Afin de vous apporter une réponse relativement complète et de qualité, j’ai préféré aller au-delà de la définition du dictionnaire. Pour cela, je me suis plongée dans la lecture du livre « LE DESIGN » aux Éditions : Que sais-je ? Son auteur, Stéphane Vial, tel un archéologue, inventorie et partage des théories du design au travers d’éléments historiques. Cela m’a permis, d’une part, de revoir l’évolution du design dans un ouvrage qui aborde l’essentiel de manière organisée. Et d’autre part, de constater que le panel de définitions obtenues en interrogeant mon entourage correspond à une réelle complexité à définir le design. En effet, ce dernier représente une discipline, qui selon les époques et les pays dans lequel elle est abordée, s’appuie sur des éléments variables en perpétuelle évolution.
a - La naissance du design
Le design prend sa source au XVème siècle, à la Renaissance Italienne, avec la notion « de projet » que va développer l’architecte Florentin Brunelleschi. En effet, avec la complexité grandissante des édifices, la diversité des différents corps de métiers à mettre en œuvre, anticiper devient nécessaire. Pour cela des croquis, des dessins, des plans, des maquettes sont élaborés en atelier. Cela représente la première étape du projet : celle de la conception. Vient ensuite l’étape de concrétisation avec la réalisation du projet. Ces deux étapes distinctes deviennent d’ailleurs perceptibles dans le mot dessin qui tire son étymologie du mot dessein. A partir du XVIIIème siècle on retrouve deux sens distincts : le dessin qui est la représentation d’éléments et le dessein qui s’apparente au devenir des éléments.
b - Le design industriel
C’est en 1849 que le mot design apparaît en Angleterre, avec l’air de l’industrialisation, peu avant la 1ère exposition universelle. Peut-être avez-vous entendu parler de l’un de ces différents mouvements :
– L’art Nouveau vers 1900 qui est dans la même lignée avec un artisanat de qualité réunissant là encore l’art et l’artisanat.
– Le Bauhaus, école fondée en 1919 par l’architecte Walter Gropius, est issue d’une fusion entre l’École des Beaux-arts et celle des Arts appliqués. Des ateliers techniques (artisanat), formels (langage plastique), scientifiques (théorie) se côtoient en mariant l’art à l’habileté mécanique.
– Les Arts and Crafts qui débutent vers 1960 avec l’idée de réhabiliter l’artiste-artisan et de revigorer les Arts Décoratifs.
Avec la montée du nazisme et la fermeture de l’école du Bauhaus ce même mouvement de pensée continue à se développer notamment à Chicago.
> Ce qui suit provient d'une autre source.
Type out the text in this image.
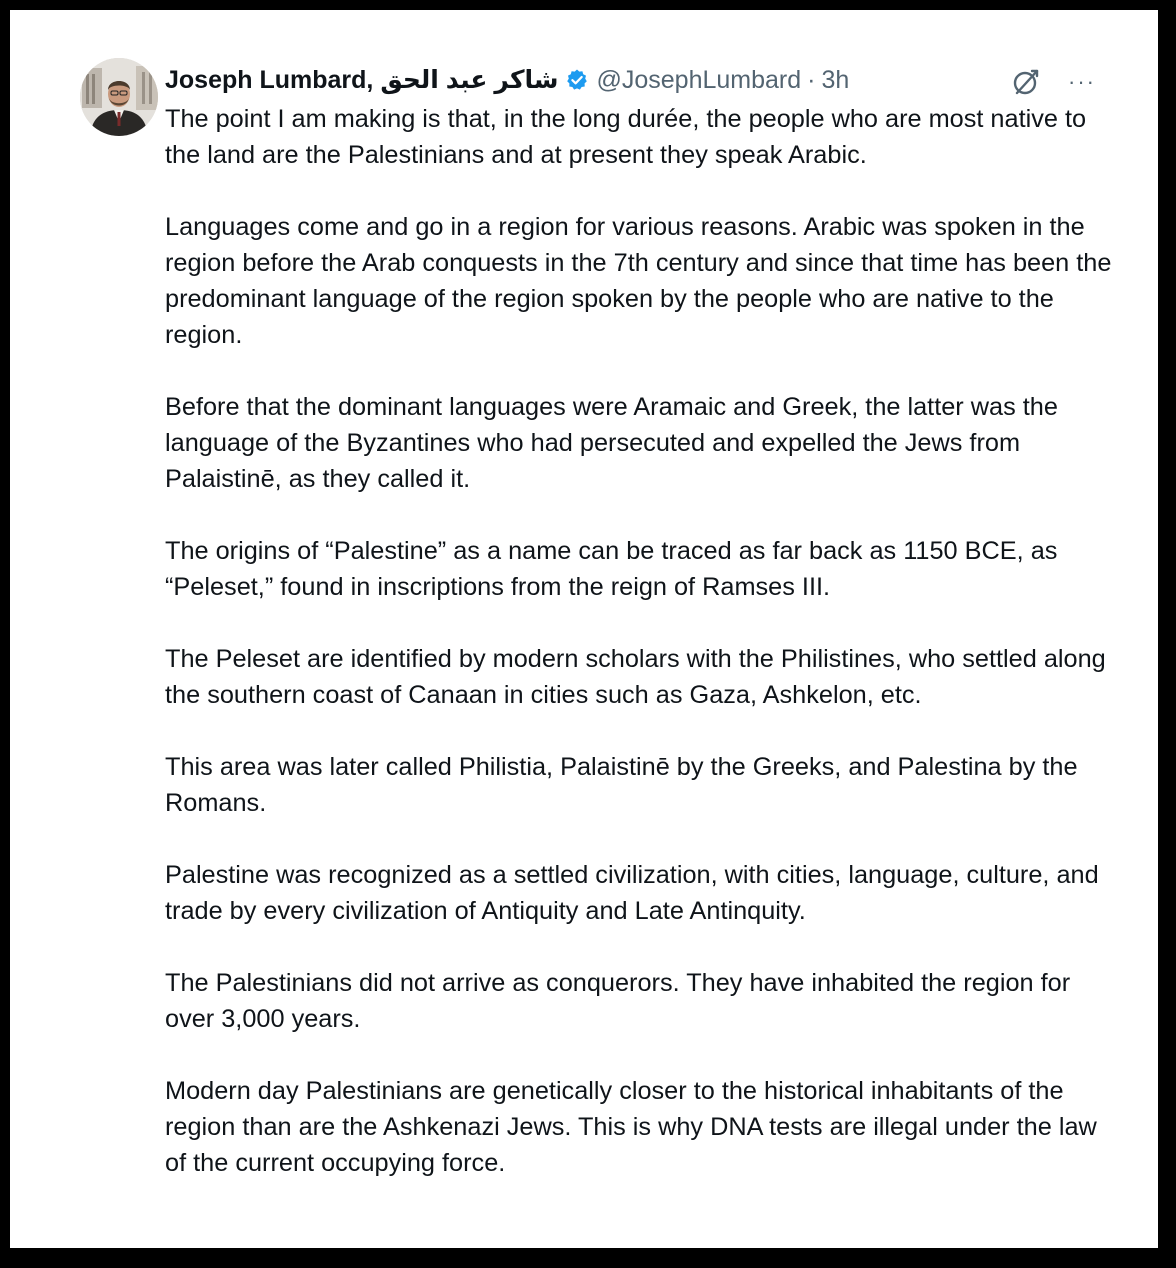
Joseph Lumbard, شاكر عبد الحق @JosephLumbard · 3h	···

The point I am making is that, in the long durée, the people who are most native to the land are the Palestinians and at present they speak Arabic.

Languages come and go in a region for various reasons. Arabic was spoken in the region before the Arab conquests in the 7th century and since that time has been the predominant language of the region spoken by the people who are native to the region.

Before that the dominant languages were Aramaic and Greek, the latter was the language of the Byzantines who had persecuted and expelled the Jews from Palaistinē, as they called it.

The origins of “Palestine” as a name can be traced as far back as 1150 BCE, as “Peleset,” found in inscriptions from the reign of Ramses III.

The Peleset are identified by modern scholars with the Philistines, who settled along the southern coast of Canaan in cities such as Gaza, Ashkelon, etc.

This area was later called Philistia, Palaistinē by the Greeks, and Palestina by the Romans.

Palestine was recognized as a settled civilization, with cities, language, culture, and trade by every civilization of Antiquity and Late Antinquity.

The Palestinians did not arrive as conquerors. They have inhabited the region for over 3,000 years.

Modern day Palestinians are genetically closer to the historical inhabitants of the region than are the Ashkenazi Jews. This is why DNA tests are illegal under the law of the current occupying force.
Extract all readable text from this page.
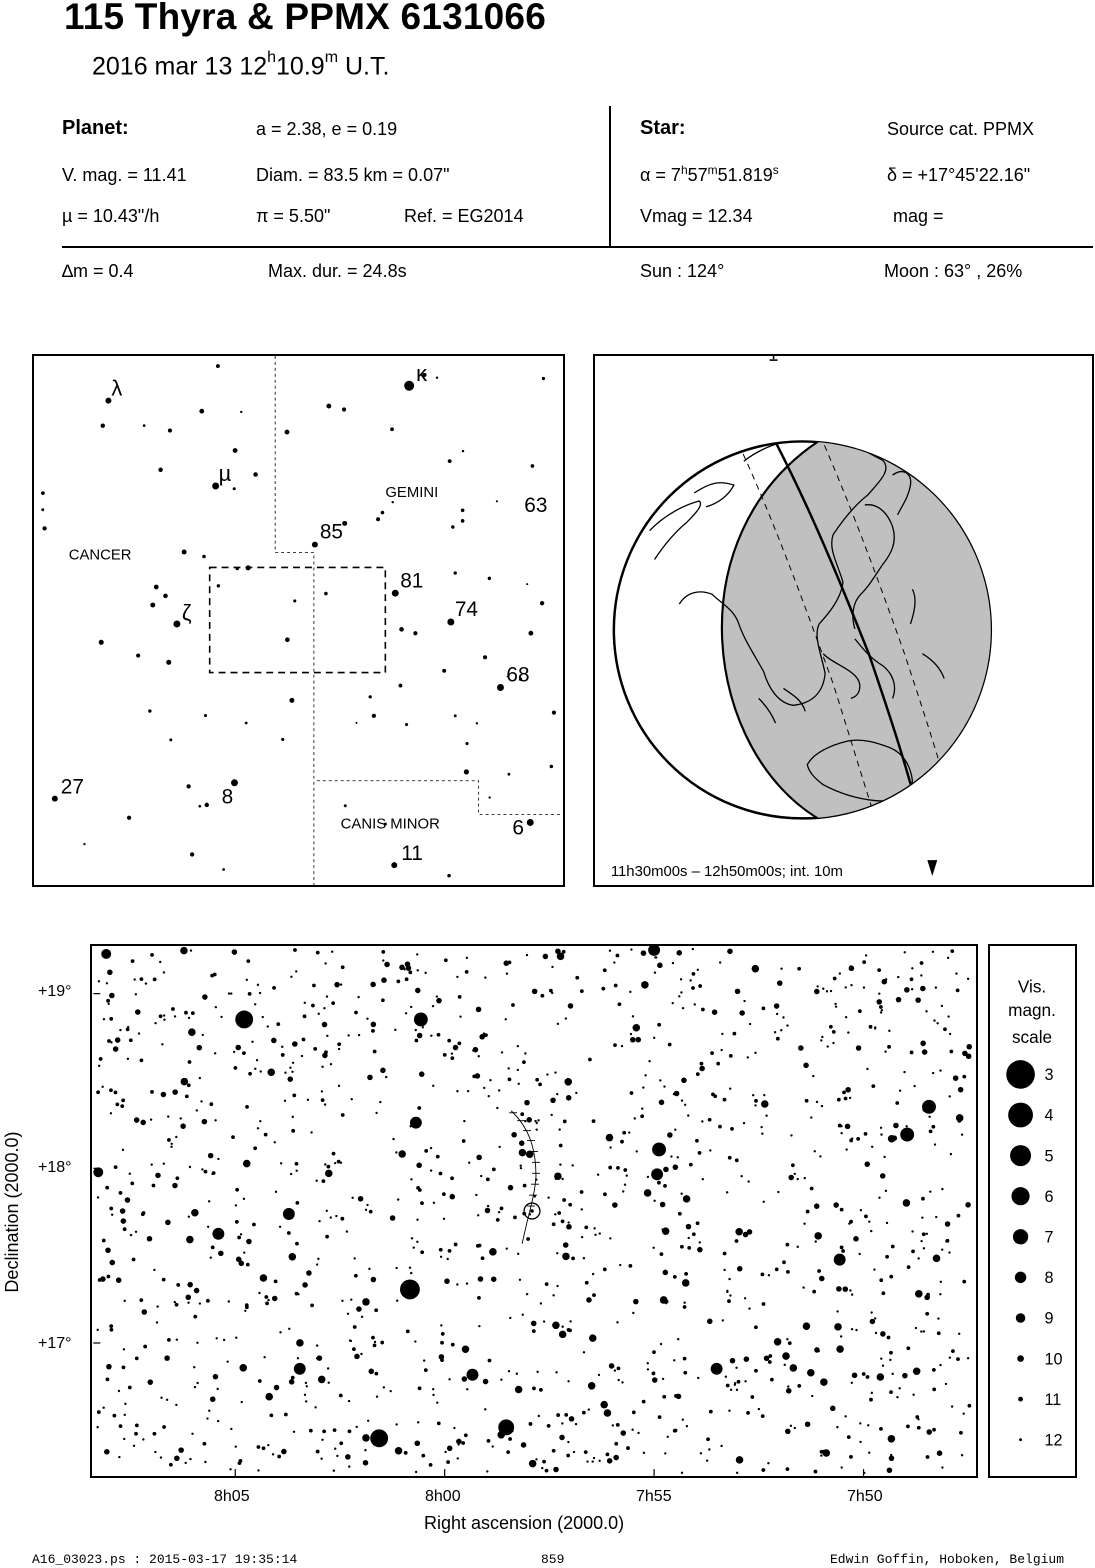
115 Thyra & PPMX 6131066
2016 mar 13 12$^h$10.9$^m$ U.T.
Planet:	a = 2.38, e = 0.19
V. mag. = 11.41	Diam. = 83.5 km = 0.07"
µ = 10.43"/h	π = 5.50"	Ref. = EG2014
Star:	Source cat. PPMX
$\alpha = 7^h57^m51.819^s$	δ = +17°45'22.16"
Vmag = 12.34	mag =
∆m = 0.4	Max. dur. = 24.8s	Sun : 124°	Moon : 63° , 26%
CANCER
GEMINI
CANIS MINOR
λ
κ
µ
ζ
63
85
81
74
68
27	8
6
11
11h30m00s – 12h50m00s; int. 10m
+19°
+18°
+17°
8h05	8h00	7h55	7h50
Right ascension (2000.0)
Declination (2000.0)
Vis.
magn.
scale
3
4
5
6
7
8
9
10
11
12
A16_03023.ps : 2015-03-17 19:35:14	859	Edwin Goffin, Hoboken, Belgium
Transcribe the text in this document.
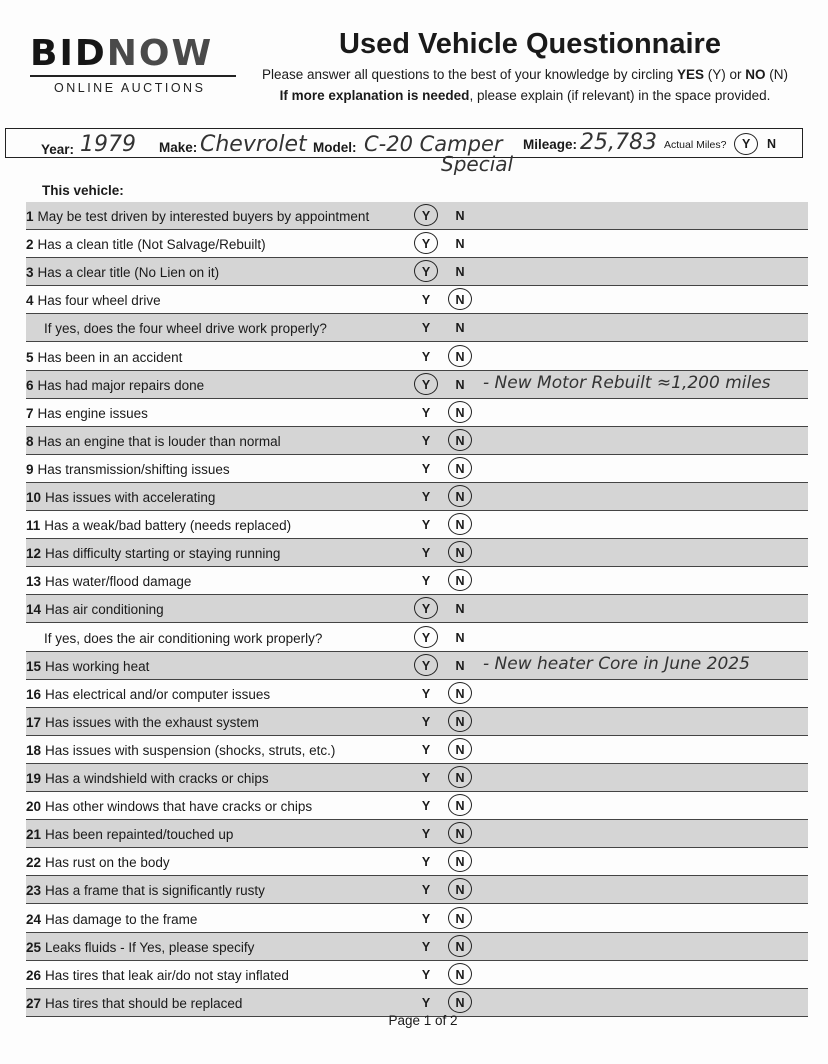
BIDNOW
ONLINE AUCTIONS
Used Vehicle Questionnaire
Please answer all questions to the best of your knowledge by circling YES (Y) or NO (N)
If more explanation is needed, please explain (if relevant) in the space provided.
Year: 1979 Make: Chevrolet Model: C-20 Camper
Special
Mileage: 25,783 Actual Miles? Y N
This vehicle:
1 May be test driven by interested buyers by appointment	Y N
2 Has a clean title (Not Salvage/Rebuilt)	Y N
3 Has a clear title (No Lien on it)	Y N
4 Has four wheel drive	Y N
If yes, does the four wheel drive work properly?	Y N
5 Has been in an accident	Y N
6 Has had major repairs done	Y N - New Motor Rebuilt ≈1,200 miles
7 Has engine issues	Y N
8 Has an engine that is louder than normal	Y N
9 Has transmission/shifting issues	Y N
10 Has issues with accelerating	Y N
11 Has a weak/bad battery (needs replaced)	Y N
12 Has difficulty starting or staying running	Y N
13 Has water/flood damage	Y N
14 Has air conditioning	Y N
If yes, does the air conditioning work properly?	Y N
15 Has working heat	Y N - New heater Core in June 2025
16 Has electrical and/or computer issues	Y N
17 Has issues with the exhaust system	Y N
18 Has issues with suspension (shocks, struts, etc.)	Y N
19 Has a windshield with cracks or chips	Y N
20 Has other windows that have cracks or chips	Y N
21 Has been repainted/touched up	Y N
22 Has rust on the body	Y N
23 Has a frame that is significantly rusty	Y N
24 Has damage to the frame	Y N
25 Leaks fluids - If Yes, please specify	Y N
26 Has tires that leak air/do not stay inflated	Y N
27 Has tires that should be replaced	Y N
Page 1 of 2
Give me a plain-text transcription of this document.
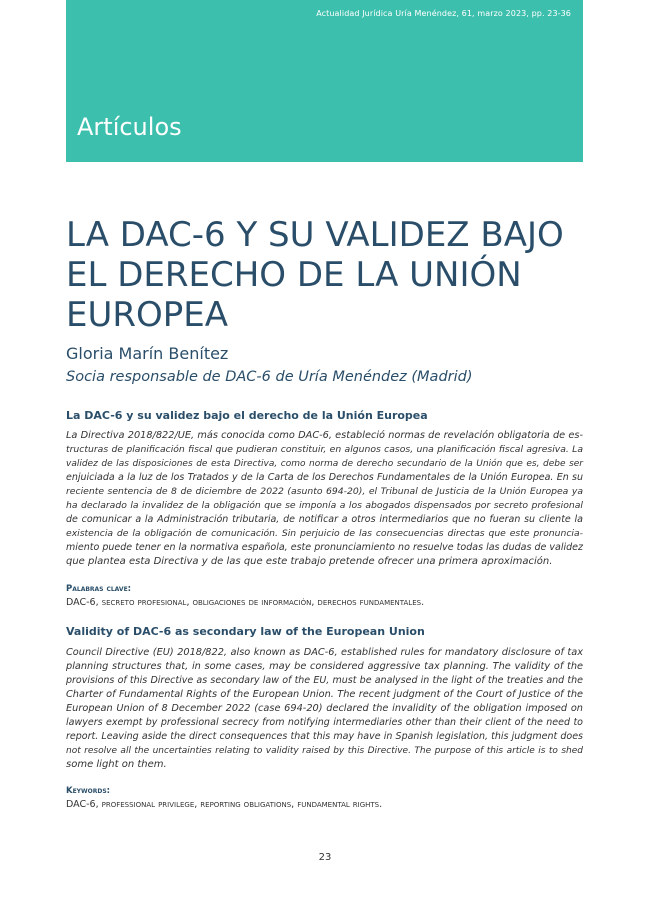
Actualidad Jurídica Uría Menéndez, 61, marzo 2023, pp. 23-36
Artículos
LA DAC-6 Y SU VALIDEZ BAJO
EL DERECHO DE LA UNIÓN
EUROPEA
Gloria Marín Benítez
Socia responsable de DAC-6 de Uría Menéndez (Madrid)
La DAC-6 y su validez bajo el derecho de la Unión Europea
La Directiva 2018/822/UE, más conocida como DAC-6, estableció normas de revelación obligatoria de es-
tructuras de planificación fiscal que pudieran constituir, en algunos casos, una planificación fiscal agresiva. La
validez de las disposiciones de esta Directiva, como norma de derecho secundario de la Unión que es, debe ser
enjuiciada a la luz de los Tratados y de la Carta de los Derechos Fundamentales de la Unión Europea. En su
reciente sentencia de 8 de diciembre de 2022 (asunto 694-20), el Tribunal de Justicia de la Unión Europea ya
ha declarado la invalidez de la obligación que se imponía a los abogados dispensados por secreto profesional
de comunicar a la Administración tributaria, de notificar a otros intermediarios que no fueran su cliente la
existencia de la obligación de comunicación. Sin perjuicio de las consecuencias directas que este pronuncia-
miento puede tener en la normativa española, este pronunciamiento no resuelve todas las dudas de validez
que plantea esta Directiva y de las que este trabajo pretende ofrecer una primera aproximación.
Palabras clave:
DAC-6, secreto profesional, obligaciones de información, derechos fundamentales.
Validity of DAC-6 as secondary law of the European Union
Council Directive (EU) 2018/822, also known as DAC-6, established rules for mandatory disclosure of tax
planning structures that, in some cases, may be considered aggressive tax planning. The validity of the
provisions of this Directive as secondary law of the EU, must be analysed in the light of the treaties and the
Charter of Fundamental Rights of the European Union. The recent judgment of the Court of Justice of the
European Union of 8 December 2022 (case 694-20) declared the invalidity of the obligation imposed on
lawyers exempt by professional secrecy from notifying intermediaries other than their client of the need to
report. Leaving aside the direct consequences that this may have in Spanish legislation, this judgment does
not resolve all the uncertainties relating to validity raised by this Directive. The purpose of this article is to shed
some light on them.
Keywords:
DAC-6, professional privilege, reporting obligations, fundamental rights.
23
Aux États-Unis avant 1930 le design industriel relevait d’une production intensive. En effet, une production en grande quantité était recherchée malgré un look massif et grossier. Cependant, un autre design se développe appelé Streamline. Il est constitué de forme lisses et arrondies (style paquebot) inspiré du mouvement, de la vitesse et veut rester simple pour aller à l’essentiel. En France, le design se veut une discipline à part entière s’éloignant de « la forme méthode de vente » (pratiquée aux États Unis). Ainsi, la notion d’esthétique industrielle qui devient la science du beau, avec un attachement pour le bon goût se développe.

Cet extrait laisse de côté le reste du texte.